I wonder why I can use global variables (thanks to Chris Drew for correcting me) in lamdas and why I don't need to capture them:

#include <iostream>
#include <vector>
using namespace std;

size_t i = 0;
vector<int> v = {1,2,3};

int main()
{
    auto lambda = [](){i = v.size();};
    lambda();
    cout << i << endl;

    return EXIT_SUCCESS;
}

In this minimum working example I am accessing the size_t and the vector without capturing them. I would have to if they were declared inside the main-method. Why is that so and how can I copy the size_t and the vector? I tried to use [=] as capture list but it does not copy v and i .

Answer 1

One way to capture a global variable by value is to use C++14 generalized lambda captures :

#include <iostream>
#include <vector>

size_t i = 0;
std::vector<int> v = {1,2,3};

int main() {
    auto lambda = [myi = i, myv = v]()mutable{myi = myv.size();};
    lambda();
    std::cout << i << std::endl;
}

Live demo.

Answer 2

In your case i and v are global variable, accessible to the whole TU.

As you asked how to capture them by value, I think you should be able to capture them using both [=] or listing the variables [i, v] , but this would lead to an error, because they will be read-only and you are assigning to i inside the lambda body.

Option 1:
capture i by ref and v by value (if that makes sense at all...):

#include <iostream>  
#include <vector>  
using namespace std;
int main() {
    size_t i = 0;
    vector<int> v = {1,2,3};
    auto lambda = [&i,v](){i = v.size();};
    lambda();
    cout << i << endl;

    return EXIT_SUCCESS; }

http://ideone.com/fkn4za

Option 2:
use a mutable lambda and capture both by value (this makes even less sense).
Ie see this question on SO .
Please note that in this case also i will be captured by value, thus the global i will not be assigned, remaining at value == 0.

http://ideone.com/qwlFVv

Answer 3

Lambdas have accesses to global variables, and static variables in a class without explicitly capturing them.

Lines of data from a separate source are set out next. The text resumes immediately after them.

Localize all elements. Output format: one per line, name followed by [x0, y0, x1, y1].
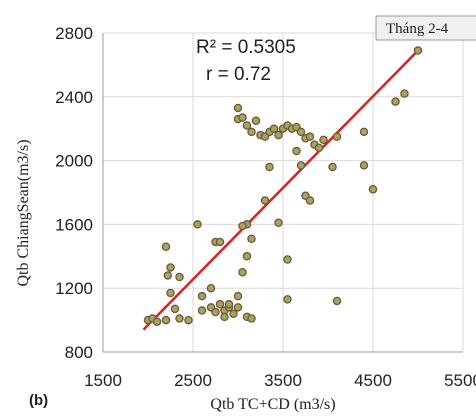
scatter-point [251, 116, 261, 125]
x-tick-label: 3500 [264, 371, 302, 390]
scatter-point [314, 143, 324, 153]
panel-label: (b) [29, 392, 48, 409]
month-label: Tháng 2-4 [386, 21, 449, 37]
x-tick-labels: 1500 2500 3500 4500 5500 [84, 371, 476, 390]
scatter-point [242, 121, 252, 130]
scatter-point [274, 130, 283, 140]
scatter-point [247, 234, 256, 244]
scatter-point [206, 283, 216, 293]
scatter-point [247, 314, 256, 323]
scatter-point [238, 113, 247, 122]
scatter-point [233, 291, 243, 301]
scatter-point [161, 315, 171, 325]
scatter-points [143, 46, 423, 326]
x-tick-label: 1500 [84, 371, 122, 390]
correlation-annotation: r = 0.72 [206, 64, 271, 85]
scatter-point [193, 220, 202, 229]
axes [102, 33, 463, 353]
scatter-point [163, 271, 173, 280]
scatter-point [260, 196, 270, 205]
y-tick-labels: 800 1200 1600 2000 2400 2800 [55, 24, 93, 362]
scatter-point [152, 317, 162, 326]
scatter-point [332, 296, 342, 306]
scatter-point [359, 127, 369, 137]
grid-lines [102, 32, 464, 353]
trendline [142, 49, 419, 331]
scatter-point [283, 255, 292, 264]
scatter-point [166, 288, 175, 298]
scatter-point [328, 162, 337, 172]
scatter-point [265, 162, 274, 172]
scatter-point [233, 103, 243, 113]
scatter-point [319, 135, 328, 145]
scatter-point [220, 312, 229, 322]
scatter-point [368, 185, 378, 194]
scatter-point [166, 263, 175, 272]
scatter-point [242, 252, 252, 261]
scatter-point [175, 314, 184, 323]
x-tick-label: 5500 [444, 371, 476, 390]
scatter-point [175, 272, 184, 282]
scatter-point [391, 97, 400, 106]
scatter-point [233, 303, 243, 312]
x-tick-label: 4500 [354, 371, 392, 390]
scatter-point [305, 132, 315, 141]
y-tick-label: 2400 [55, 88, 93, 107]
scatter-point [197, 291, 207, 301]
scatter-point [359, 161, 369, 170]
y-tick-label: 1600 [55, 215, 93, 234]
scatter-point [296, 127, 306, 137]
scatter-point [161, 242, 171, 251]
scatter-point [211, 307, 220, 317]
scatter-point [197, 306, 207, 315]
scatter-point [400, 89, 409, 98]
y-tick-label: 2800 [55, 24, 93, 43]
scatter-point [215, 299, 225, 309]
scatter-point [215, 237, 225, 247]
scatter-point [296, 161, 306, 170]
scatter-point [283, 295, 292, 304]
y-axis-title: Qtb ChiangSean(m3/s) [15, 139, 32, 286]
y-tick-label: 1200 [55, 279, 93, 298]
scatter-point [229, 309, 238, 318]
trendline-layer [142, 49, 419, 331]
x-axis-title: Qtb TC+CD (m3/s) [210, 396, 335, 413]
r-squared-annotation: R² = 0.5305 [196, 37, 296, 58]
scatter-point [184, 315, 193, 325]
y-tick-label: 800 [65, 343, 93, 362]
scatter-point [224, 299, 234, 309]
scatter-point [238, 221, 247, 231]
scatter-point [305, 196, 315, 205]
scatter-point [292, 146, 301, 156]
scatter-point [413, 46, 423, 55]
x-tick-label: 2500 [174, 371, 212, 390]
y-tick-label: 2000 [55, 152, 93, 171]
scatter-point [170, 304, 180, 314]
scatter-point [247, 127, 256, 137]
month-label-box: Tháng 2-4 [375, 15, 476, 41]
scatter-point [274, 218, 283, 228]
scatter-point [238, 267, 247, 277]
scatter-point [332, 132, 342, 141]
scatter-point [269, 124, 279, 133]
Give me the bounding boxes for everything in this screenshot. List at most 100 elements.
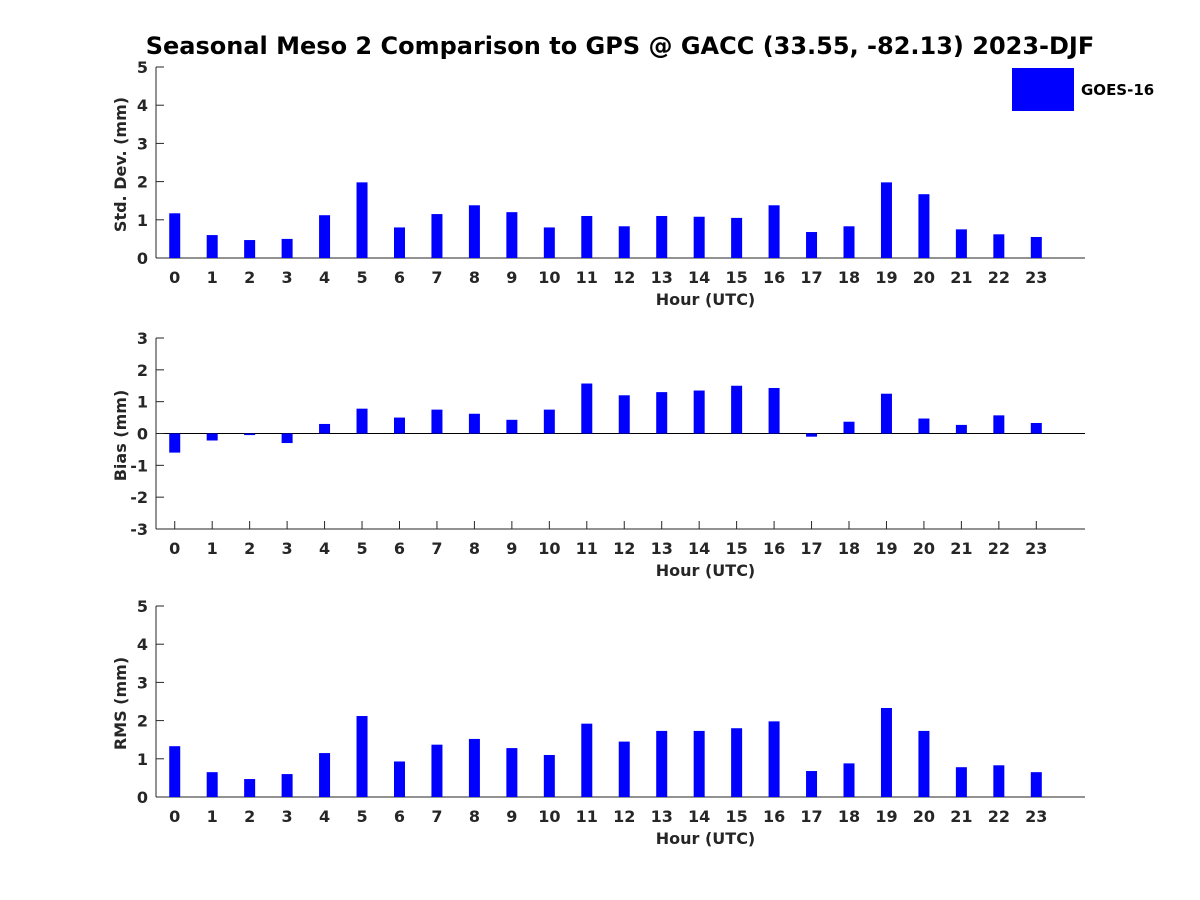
- bias-xtick-label: 22: [988, 539, 1010, 558]
- std-dev-bar: [543, 227, 555, 258]
- rms-bar: [581, 723, 593, 797]
- rms-ytick-label: 4: [137, 635, 148, 654]
- bias-bar: [918, 418, 930, 434]
- std-dev-bar: [468, 205, 480, 258]
- rms-xtick-label: 6: [394, 807, 405, 826]
- bias-bar: [393, 417, 405, 434]
- bias-bar: [244, 433, 256, 436]
- std-dev-xtick-label: 18: [838, 268, 860, 287]
- rms-bar: [1030, 772, 1042, 797]
- bias-bar: [880, 393, 892, 434]
- rms-bar: [169, 746, 181, 797]
- std-dev-ytick-label: 1: [137, 211, 148, 230]
- bias-xtick-label: 5: [356, 539, 367, 558]
- bias-ytick-label: -1: [130, 456, 148, 475]
- bias-bar: [468, 413, 480, 434]
- rms-bar: [356, 716, 368, 797]
- rms-xtick-label: 17: [800, 807, 822, 826]
- bias-xtick-label: 12: [613, 539, 635, 558]
- rms-bar: [618, 741, 630, 797]
- std-dev-xtick-label: 14: [688, 268, 710, 287]
- bias-ytick-label: -3: [130, 520, 148, 539]
- rms-bar: [918, 730, 930, 797]
- rms-xtick-label: 7: [431, 807, 442, 826]
- rms-xlabel: Hour (UTC): [656, 829, 756, 848]
- std-dev-bar: [918, 194, 930, 258]
- bias-xtick-label: 2: [244, 539, 255, 558]
- std-dev-bar: [693, 216, 705, 258]
- bias-xtick-label: 16: [763, 539, 785, 558]
- bias-xtick-label: 18: [838, 539, 860, 558]
- bias-xtick-label: 1: [207, 539, 218, 558]
- std-dev-bar: [206, 235, 218, 258]
- bias-xtick-label: 4: [319, 539, 330, 558]
- std-dev-xtick-label: 15: [725, 268, 747, 287]
- rms-bar: [843, 763, 855, 797]
- bias-xlabel: Hour (UTC): [656, 561, 756, 580]
- rms-bar: [693, 730, 705, 797]
- bias-xtick-label: 23: [1025, 539, 1047, 558]
- rms-ytick-label: 5: [137, 597, 148, 616]
- std-dev-bar: [319, 215, 331, 258]
- std-dev-bar: [955, 229, 967, 258]
- legend-swatch-goes16: [1012, 68, 1074, 111]
- bias-ytick-label: -2: [130, 488, 148, 507]
- rms-xtick-label: 11: [576, 807, 598, 826]
- rms-ytick-label: 3: [137, 673, 148, 692]
- bias-bar: [1030, 422, 1042, 434]
- rms-bar: [955, 767, 967, 797]
- std-dev-xtick-label: 1: [207, 268, 218, 287]
- rms-xtick-label: 1: [207, 807, 218, 826]
- std-dev-xtick-label: 23: [1025, 268, 1047, 287]
- std-dev-bar: [356, 182, 368, 258]
- bias-xtick-label: 13: [651, 539, 673, 558]
- std-dev-ylabel: Std. Dev. (mm): [111, 97, 130, 232]
- std-dev-ytick-label: 2: [137, 173, 148, 192]
- std-dev-xtick-label: 20: [913, 268, 935, 287]
- bias-xtick-label: 6: [394, 539, 405, 558]
- bias-bar: [656, 392, 668, 434]
- rms-ylabel: RMS (mm): [111, 657, 130, 750]
- figure-title: Seasonal Meso 2 Comparison to GPS @ GACC…: [146, 32, 1095, 60]
- bias-bar: [356, 408, 368, 434]
- std-dev-bar: [768, 205, 780, 258]
- std-dev-bar: [618, 226, 630, 258]
- std-dev-xlabel: Hour (UTC): [656, 290, 756, 309]
- rms-xtick-label: 19: [875, 807, 897, 826]
- rms-bar: [880, 707, 892, 797]
- bias-bar: [281, 433, 293, 444]
- std-dev-bar: [806, 232, 818, 258]
- rms-xtick-label: 14: [688, 807, 710, 826]
- rms-bar: [206, 772, 218, 797]
- std-dev-ytick-label: 3: [137, 134, 148, 153]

If it were a local variable, then you program would be ill-formed.

#include <iostream>
#include <vector>
using namespace std;
int main()
{
    size_t i = 0;
    vector<int> v = {1,2,3};
    auto lambda = [](){i = v.size();};   //Error, 
    lambda();
    cout << i << endl;

    return EXIT_SUCCESS;
}

As seen here

Same with static variables in a class:

#include <iostream>
#include <vector>
using namespace std;

struct S{
    void touch(){ []{ k = 89; }(); }
    static int getK(){ return k; }
private:
    static int k;
};

int S::k = 0;


int main()
{
    S s;
    std::cout << S::getK() << std::endl;
    s.touch();
    std::cout << S::getK() << std::endl;
}

As seen Here

Answer 4

Your lambda is basically converted to a functor, it's the same as :

#include <iostream>
#include <vector>
using namespace std;

size_t i = 0;
vector<int> v = {1,2,3};

struct lambda
{
  void operator()() { i = v.size(); }
};

int main()
{
    lambda x;
    x();
    cout << i << endl;

    return EXIT_SUCCESS;
}

As you can see, lambda can perfectly access any global variable, it's even in their name, the variable is globally accessible.

If i and v were local to main() then we'd have an issue and we'd have to capture them.